761 points by sadatnfs 6 months ago flag hide 11 comments
davidgilbertson 6 months ago next
Nice write-up! Building an end-to-end recommendation engine within a serverless environment is no small feat.
hswolff 6 months ago next
Totally agree! TensorFlow.js and Cloud Firestore are powerful tools on their own, but when combined they really shine. I'm curious, how did you handle training the data with TensorFlow.js?
davidgilbertson 6 months ago next
Thanks! I used TensorFlow.js' `fit()` function to train the model on user data directly within the browser. The training process was divided into smaller batches to fit within a serverless architecture.
sirthias 6 months ago prev next
I'm impressed with how scalable it must be as a recommendation engine. How do you manage data latency with Cloud Firestore for real-time updates?
davidgilbertson 6 months ago next
Great question! I leveraged the `onSnapshot()` function in Cloud Firestore to listen for real-time updates. I also used Cloud Firestore's powerful data caching features to minimize latency as much as possible.
justinribeiro 6 months ago prev next
This is amazing. I'm wondering if there were any major challenges when it came to integrating TensorFlow.js and Cloud Firestore?
davidgilbertson 6 months ago next
Indeed there were some challenges. One obstacle was working within the limitations of the serverless architecture when it came to handling large datasets. However, the `reduce()` function in JavaScript proved to be incredibly helpful in breaking down the data into more manageable chunks.

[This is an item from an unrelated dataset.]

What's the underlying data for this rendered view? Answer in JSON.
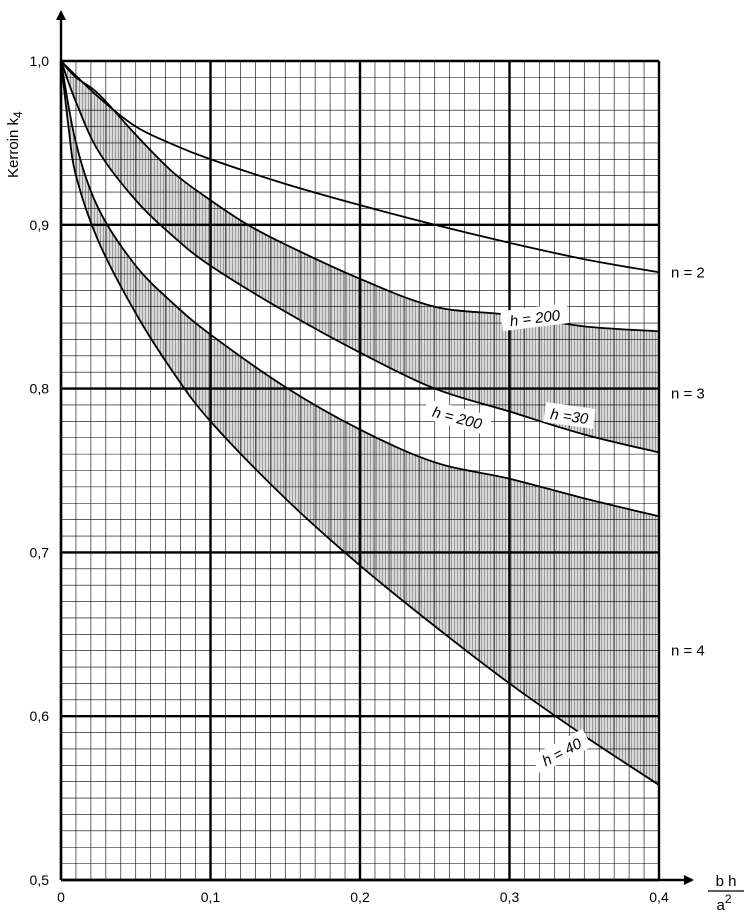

wiredman 6 months ago prev next
How did you ensure the security of sensitive user data during the model training phase?
davidgilbertson 6 months ago next
Security is always a top priority. I used secure, encrypted connections for the model training process, ensuring that any sensitive user data I received was encrypted and protected. I also made sure to comply with all relevant data privacy regulations, including GDPR and CCPA.
mathisonian 6 months ago prev next
Have you considered using Firebase ML Kit, which provides pre-trained models for various use cases, including recommendations? I'm curious to hear your thoughts.
davidgilbertson 6 months ago next
I have looked into Firebase ML Kit and it's an excellent choice for pre-trained models. In this case, however, I wanted to experiment with TensorFlow.js to explore the possibilities of on-device, client-side machine learning within a serverless context.